На деле вовсе распоясавшийся к тому времени верзила-журналист выразился еще похлестче. И так как Вадим сквозь умственное затемнение вполне разумел смысл услышанных намеков, то в испарине запоздалого прозренья и догадался вдруг об истинной цели ночной поездки. Вот зачем была пущена в ход обжигающая искренность доверия, пышная словесность о целебной неволе и прочая психология подпольного сыска! Во исполнение чьих-то предначертаний к нему ключик подбирали, ловили в два ума и четыре руки на ими же подброшенные щекотливые идейки. Уже по самому статуту нарушенной секретности он обречен был теперь на бесследное исчезновение, так что ничего больше ему не причиталось в жизни – кроме как исполнить долг перед человечеством в отношении задуманной повестушки, вроде бы придержать за локоть великого вождя. Надо думать, что, не досмотрев адских картинок до конца, он и помчался в тот раз домой, причем все вокруг уже работало на овладевшую им тему, сравнимую лишь с навязчивым заболеванием ума: нельзя было избавиться от терзавших воображение образов, порой ненавистных фантомов, как навечно захлопнув их в железную клетку сюжета. Были пройдены все мучительные фазы его литературного вызревания. Собственное его, в ту ночь, ощущение обреченности настолько помогло ему вникнуть в участь строителей и укладчиков фараонского погребенья, что временами утрачивал сознанье, словно его самого рубили секирами в прилежащем к пирамиде рву. Забавней всего, что невероятная по своему размаху подготовка была предпринята кем-то ради мальчишеского сочинения в два десятка страниц, тем не менее, по горячему убежденью автора, способного повлиять на ход революции, если бы главный ее читатель пожелал вникнуть в жестокое пророчество, подносимое в форме исторической притчи.

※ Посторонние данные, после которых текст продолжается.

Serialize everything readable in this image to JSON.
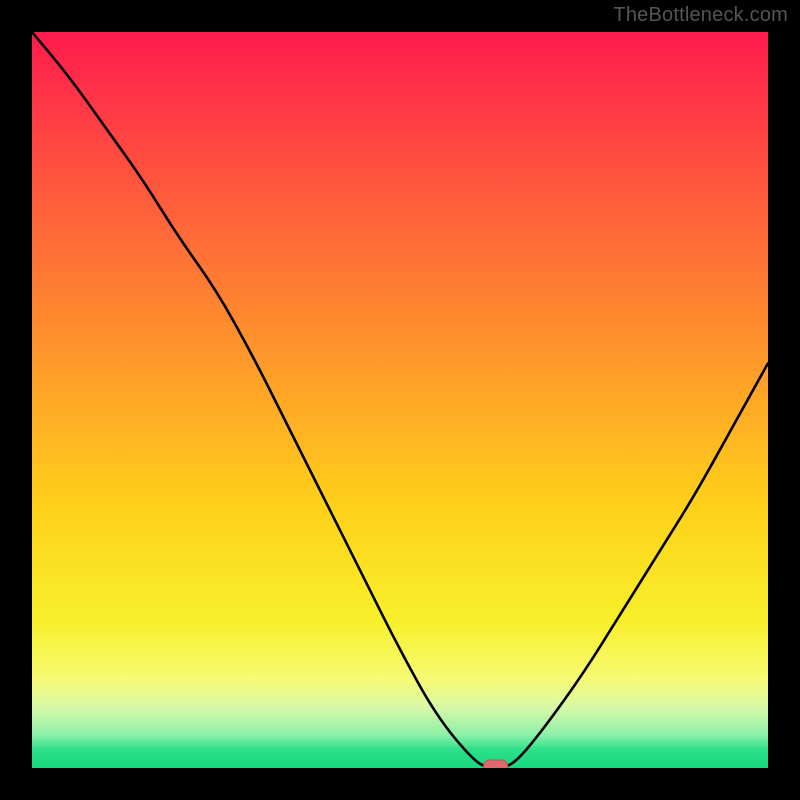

Циклопические Вадимовы впечатленья от ночной поездки куда-то в пропасть подсознанья, а равным образом и вполне бредовое признанье от явно несуществующей личности, наверно, так и сгорели бы безвозвратно в простудном огне, если бы по-приятельски, в передышке просветленья, не доверил то и другое навестившему его Никанору Шамину. В собственной его памяти от всего приключенья до конца дней сохранялось остаточное, мучительно предвестное волненье, обычное вблизи какой-нибудь ключевой находки, а касалось оно наиболее загадочного, пожалуй, из всех пронзительных противоречий того десятилетия. Буквально на краю могилы он еще пытался разгадать истоки нередкой тогда безропотной покорности, с какою даже наперед знавшие свою участь, да и сам в том числе, не бежали, не противились, воспринимая любые свои лишенья как высокую историческую неизбежность. Стоит проследить накоротке логическую последовательность чисто мальчишеских, никаким открытием так и не завершившихся догадок.